Consider a simple Lie algebra $\mathfrak{g}$ which contains a subalgebra isomorphic to $\mathfrak{sl}(2,\mathbb{R})$ and its nontrivial irreducible representation $\pi:\mathfrak{g}\to\mathrm{End}(V)$. I've shown that $\pi$ is faithful. Now I'm trying to prove that the trace bilinear form $B_V$ on $\mathfrak{g}$ by $B(X,Y)=\mathrm{tr}(\pi(X)\pi(Y))$ is nondegenerate, that is, $B(X,Y)=0$ for all $Y\in\mathfrak{g}$ implies $X=0$.

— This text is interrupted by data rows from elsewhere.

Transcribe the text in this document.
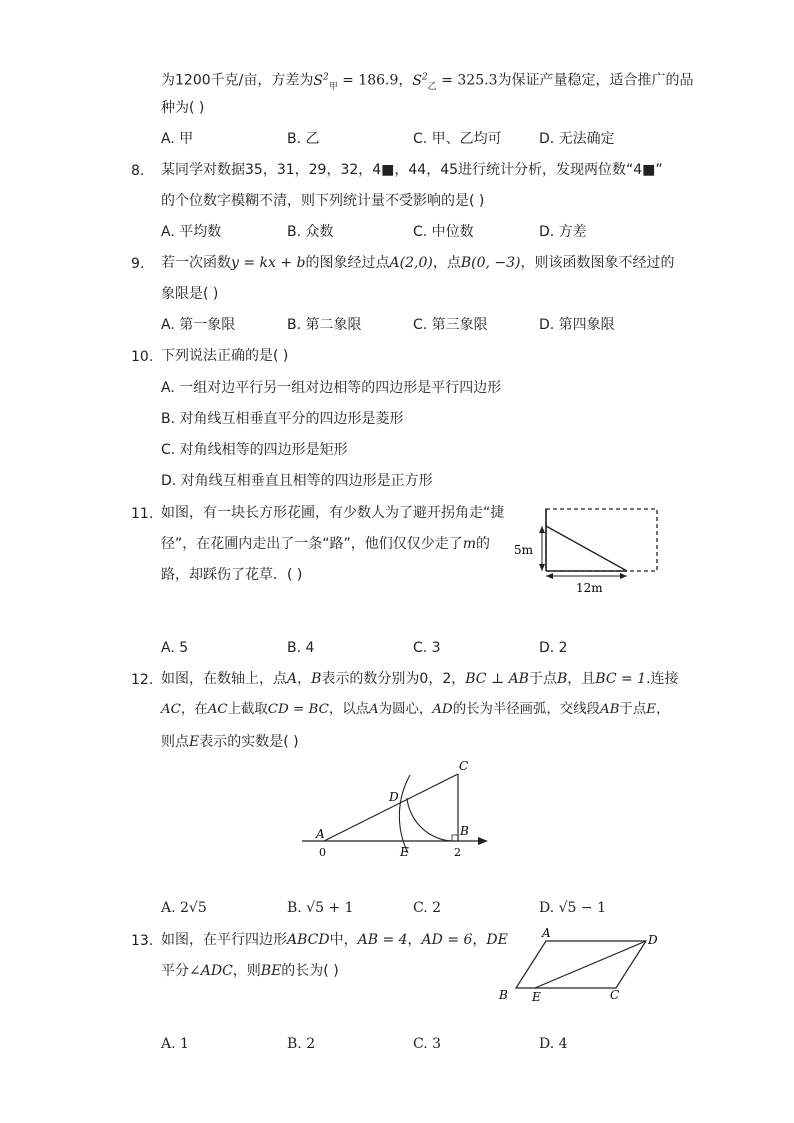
为1200千克/亩，方差为$S^2_甲 = 186.9$，$S^2_乙 = 325.3$为保证产量稳定，适合推广的品
种为( )
A. 甲	B. 乙	C. 甲、乙均可	D. 无法确定
8. 某同学对数据35，31，29，32，4■，44，45进行统计分析，发现两位数“4■”
的个位数字模糊不清，则下列统计量不受影响的是( )
A. 平均数	B. 众数	C. 中位数	D. 方差
9. 若一次函数y = kx + b的图象经过点A(2,0)，点B(0, −3)，则该函数图象不经过的
象限是( )
A. 第一象限	B. 第二象限	C. 第三象限	D. 第四象限
10. 下列说法正确的是( )
A. 一组对边平行另一组对边相等的四边形是平行四边形
B. 对角线互相垂直平分的四边形是菱形
C. 对角线相等的四边形是矩形
D. 对角线互相垂直且相等的四边形是正方形
11. 如图，有一块长方形花圃，有少数人为了避开拐角走“捷
径”，在花圃内走出了一条“路”，他们仅仅少走了m的
路，却踩伤了花草．( )
5m
12m
A. 5	B. 4	C. 3	D. 2
12. 如图，在数轴上，点A，B表示的数分别为0，2，BC ⊥ AB于点B，且BC = 1.连接
AC，在AC上截取CD = BC，以点A为圆心，AD的长为半径画弧，交线段AB于点E，
则点E表示的实数是( )
C
D
A	B
E
0	2
A. 2√5	B. √5 + 1	C. 2	D. √5 − 1
13. 如图，在平行四边形ABCD中，AB = 4，AD = 6，DE
平分∠ADC，则BE的长为( )
A	D
B E	C
A. 1	B. 2	C. 3	D. 4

I suppose one can immediately conclude that it is nondegenerate if $B_V$ is nonzero, but how to elaborate it?
Define $S:=\{X\in\mathfrak{g}\mid B(X,Y)=0,\ \forall Y\in\mathfrak{g}\}$. Let $X\in S$ and $Z\in\mathfrak{g}$. We claim that $B([X,Z],Y)=B(X,[Z,Y])$ and it immediately follows that $B([X,Z],Y)=0$. To verify it, write $[\pi(X),\pi(Z)]\pi(Y)=\pi(X)\pi(Z)\pi(Y)-\pi(Z)\pi(X)\pi(Y)$, $\pi(X)[\pi(Z),\pi(Y)]=\pi(X)\pi(Z)\pi(Y)-\pi(X)\pi(Y)\pi(Z)$, and apply the fact that $\mathrm{tr}(\pi(Z)\pi(X)\pi(Y))=\mathrm{tr}(\pi(X)\pi(Y)\pi(Z))$. Hence $[X,Z]\in S$, i.e., $S$ is an ideal of $\mathfrak{g}$.
We conclude that $\pi(S)\cong S$ since $\pi$ is faithful. It follows from Cartan's criterion (see Theorem 4.3 in Introduction to Lie Algebras and Representation Theory by Humphreys) that $S$ is solvable, i.e., $\pi(S)$ is solvable. Since $\pi$ is irreducible and $\mathfrak{g}$ is simple, $S\cong\pi(S)=0$. Thus, $B_V$ is nondegenerate.